“Dorothy!” said Miss Munroe, reproachfully. Miss Munroe often wondered where the children learned their naughty words. They seemed to absorb them from the air. Sometimes she was afraid their parents would think they had learned them from her.

“Papa came up before he went out,” said Jack. “He says he’s going to buy me a sword.”

“Papa is always buying things for Jack!” Dorothy, with a little encouragement, would soon have burst into tears. Helen saw that the child was nervous from her morning in the house.

“Take them out as soon as they have finished eating,” she said to Miss Munroe.

As Helen descended the stairs she met Fanny and Guy just about to start out on their wheels. “I’ve telephoned Mrs. Simpson, and she’s going. She wants us to lunch with her. You don’t mind, do you, dear?” Fanny asked, solicitously, eager to seem important. “If you do, I’ll stay.”

Helen shook her head. “No, your uncle won’t be here, and I’ll lunch late. So go and have a good time.”

On the table of the library Helen found a pile of New York and Washington morning papers. She glanced at them to see what they had to say about the ball. Some of the New York papers made brief reference to it; one, the most sensational, published a long account. The Washington papers gave it considerable space. Just as she was turning a page of the New York Chronicle, Helen caught her husband’s name in one of the editorial columns. She turned back and read the paragraph:

“Last night in Washington Congressman Douglas Briggs, of New York, gave a ball to celebrate the opening of his new house. It is said that the house alone cost twenty-five thousand dollars. It is furnished in a style that only a rich man could afford. Six years ago Congressman Briggs went to Washington without a dollar, to devote himself to political affairs, practically abandoning his growing law-practice. He has apparently found politics profitable. Funny world!”

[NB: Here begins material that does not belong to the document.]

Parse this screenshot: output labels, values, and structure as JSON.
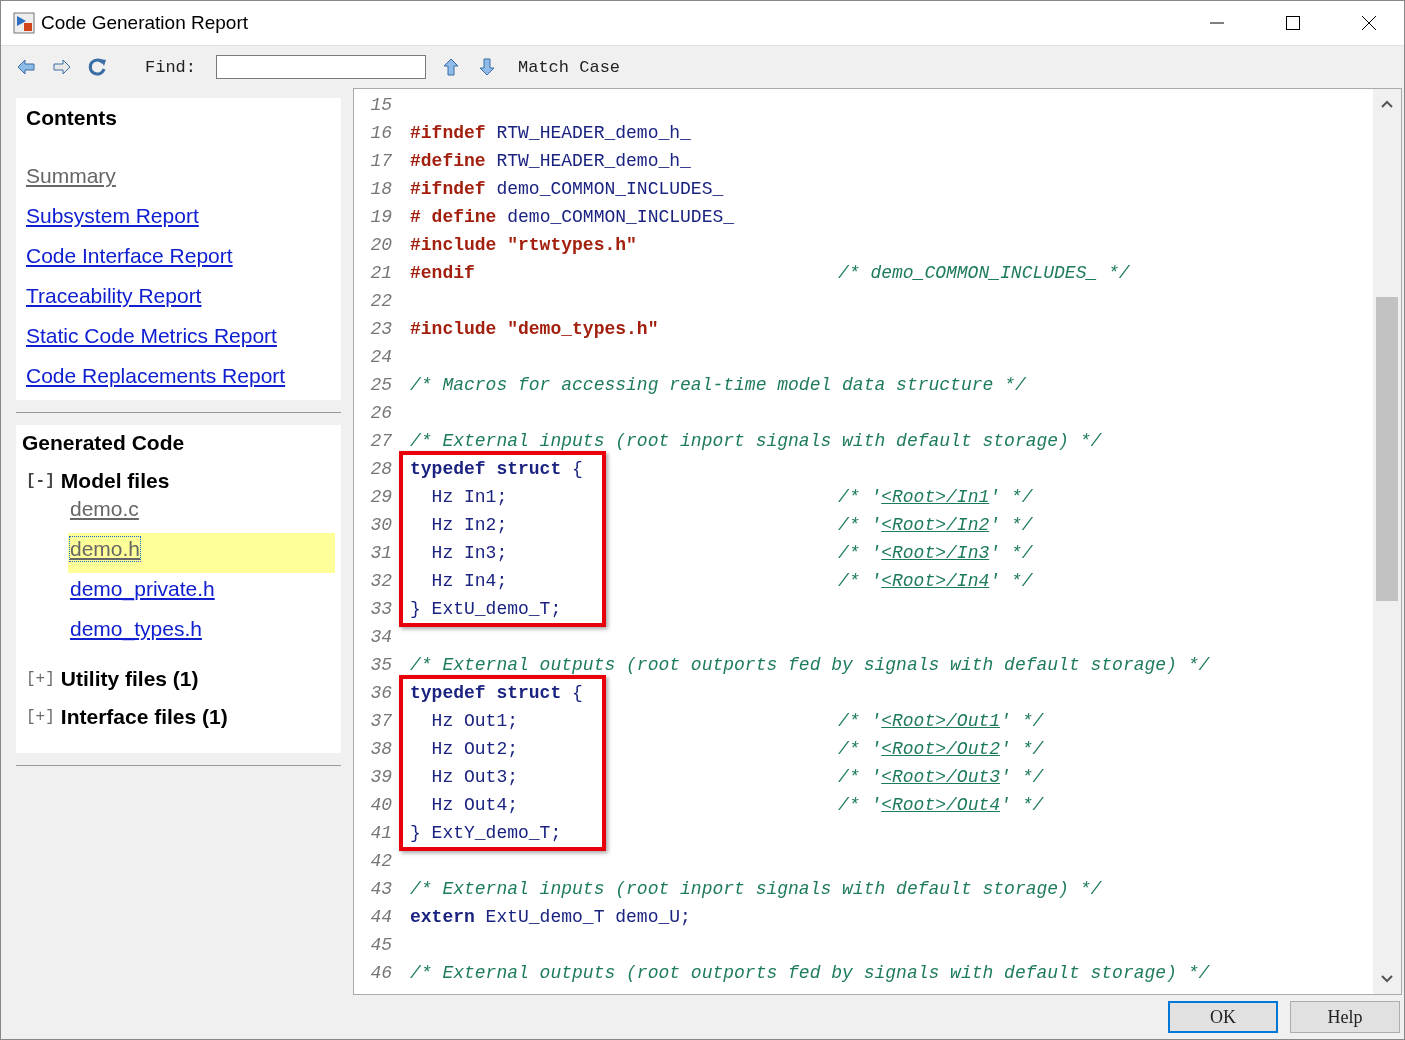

Helen read the paragraph rapidly; then she read it more slowly. On finishing, she sat motionless for a few moments. Finally, she placed the paper carefully on the top of the pile. She rose and walked to the window. She heard Miss Munroe come downstairs with the children. She had an impulse to go out into the hall and bid them good-bye, but she checked it; she wished to speak to no one for a few moments.

She went back to the table and read the paragraph again. Then she placed the paper in the centre of the pile. She would not allow herself to think why she did that. She heard a servant pass through the hall, and she called that she would have luncheon served in an hour. During the interval she busied herself feverishly, but she could not keep from thinking about that paragraph. Of course, Douglas would see it. Perhaps he had seen it already. She remembered now that Guy usually clipped from the papers all references to her husband. He had left the papers on the table to look them over on his return with Fanny. The clippings he pasted in the big black scrapbooks that Douglas kept on one of the lower shelves, under his law-books. She was tempted to look through these scrapbooks now to see if they contained any references like the one she had just read. But she felt ashamed.